Question about Differential Geometry (Surfaces and Differentiability

Question

I have a doubt about differentiability. Why if I have two regular surface, $S_1$ and $S_2$ $\in \mathbb{R^3}$ and a function $f: \mathbb{R^3} \to \mathbb{R^3}$ such that $f(S_1) \subset S_2$ differentiable, then we can define another function $g=f|_{S_1}$ it's also differentiable? This it's from a proposition of Do Carmo but I can't understand it. And even less can I understand why if it is differentiable we can say that $dg_p(v)=Df(v)$ $\forall p \in S_1$ and $v \in T_p (S_1)$

Answer 1

If you take $i_1:S_1\rightarrow \mathbb{R}^3$ the usual inclusion, then it's differentiable, so $g=f\circ i_1$ is the composition of two smooth maps, then is smooth.

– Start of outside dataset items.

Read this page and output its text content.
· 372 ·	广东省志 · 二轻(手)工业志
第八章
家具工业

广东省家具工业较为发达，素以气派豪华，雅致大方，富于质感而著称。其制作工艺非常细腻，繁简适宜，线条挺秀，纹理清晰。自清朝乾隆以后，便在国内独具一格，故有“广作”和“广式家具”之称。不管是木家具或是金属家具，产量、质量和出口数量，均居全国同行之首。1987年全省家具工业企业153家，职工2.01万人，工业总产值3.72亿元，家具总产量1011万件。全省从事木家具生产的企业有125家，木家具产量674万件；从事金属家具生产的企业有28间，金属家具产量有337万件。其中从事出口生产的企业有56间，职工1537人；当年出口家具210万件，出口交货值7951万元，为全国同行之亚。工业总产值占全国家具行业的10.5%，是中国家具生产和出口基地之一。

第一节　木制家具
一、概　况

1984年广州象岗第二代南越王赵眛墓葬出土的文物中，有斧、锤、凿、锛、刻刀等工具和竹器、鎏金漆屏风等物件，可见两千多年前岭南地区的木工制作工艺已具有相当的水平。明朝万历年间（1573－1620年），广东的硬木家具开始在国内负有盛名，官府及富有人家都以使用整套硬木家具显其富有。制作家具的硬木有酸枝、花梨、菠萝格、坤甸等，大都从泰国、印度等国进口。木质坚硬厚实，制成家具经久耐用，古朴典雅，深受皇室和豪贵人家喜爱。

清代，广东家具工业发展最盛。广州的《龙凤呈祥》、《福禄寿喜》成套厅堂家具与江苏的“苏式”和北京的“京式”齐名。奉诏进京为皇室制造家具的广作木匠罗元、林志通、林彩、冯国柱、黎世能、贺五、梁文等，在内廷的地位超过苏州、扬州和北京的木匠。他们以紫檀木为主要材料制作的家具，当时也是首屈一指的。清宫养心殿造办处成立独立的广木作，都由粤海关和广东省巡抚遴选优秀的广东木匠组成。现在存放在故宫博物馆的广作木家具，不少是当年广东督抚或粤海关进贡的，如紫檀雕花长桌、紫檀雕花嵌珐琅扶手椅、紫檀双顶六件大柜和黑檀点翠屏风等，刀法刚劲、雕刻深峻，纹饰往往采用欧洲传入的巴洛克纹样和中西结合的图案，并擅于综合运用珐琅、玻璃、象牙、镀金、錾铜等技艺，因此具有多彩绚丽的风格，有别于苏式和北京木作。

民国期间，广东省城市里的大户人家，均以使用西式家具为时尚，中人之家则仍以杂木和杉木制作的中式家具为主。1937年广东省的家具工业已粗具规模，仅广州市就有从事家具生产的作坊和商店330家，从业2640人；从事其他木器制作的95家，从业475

rmk: The inclusion $i_1$ induces a injection $d(i_1)_p:T_p(S_1)\rightarrow \mathbb{R}^3$, so you can talk about $T_p(S_1)\subset \mathbb{R}^3$, and if you look at $g:S_1\rightarrow S_2$, you know that if $\gamma$ is a curve on $S_1$ with $\gamma(0)=p$ and $\gamma'(0)=v\in T_{p}(S_1)$ then $f\circ i_1(\gamma)$ is a curve in $\mathbb{R}^3$ but in fact is a curve in $S_2$ and you can derivative, in this case $dg_{p}(v)=df_{i_1(p)}\circ d(i_1)_p(v)\in \mathbb{R}^3$ but under the identification $T_{f(p)}S_2\subset \mathbb{R}^3$ as we say before with $i_2:S_2\rightarrow \mathbb{R}^3$ we see that $df_{i_1(p)}\circ d(i_1)_p(v)\in T_{f(p)}S_2$.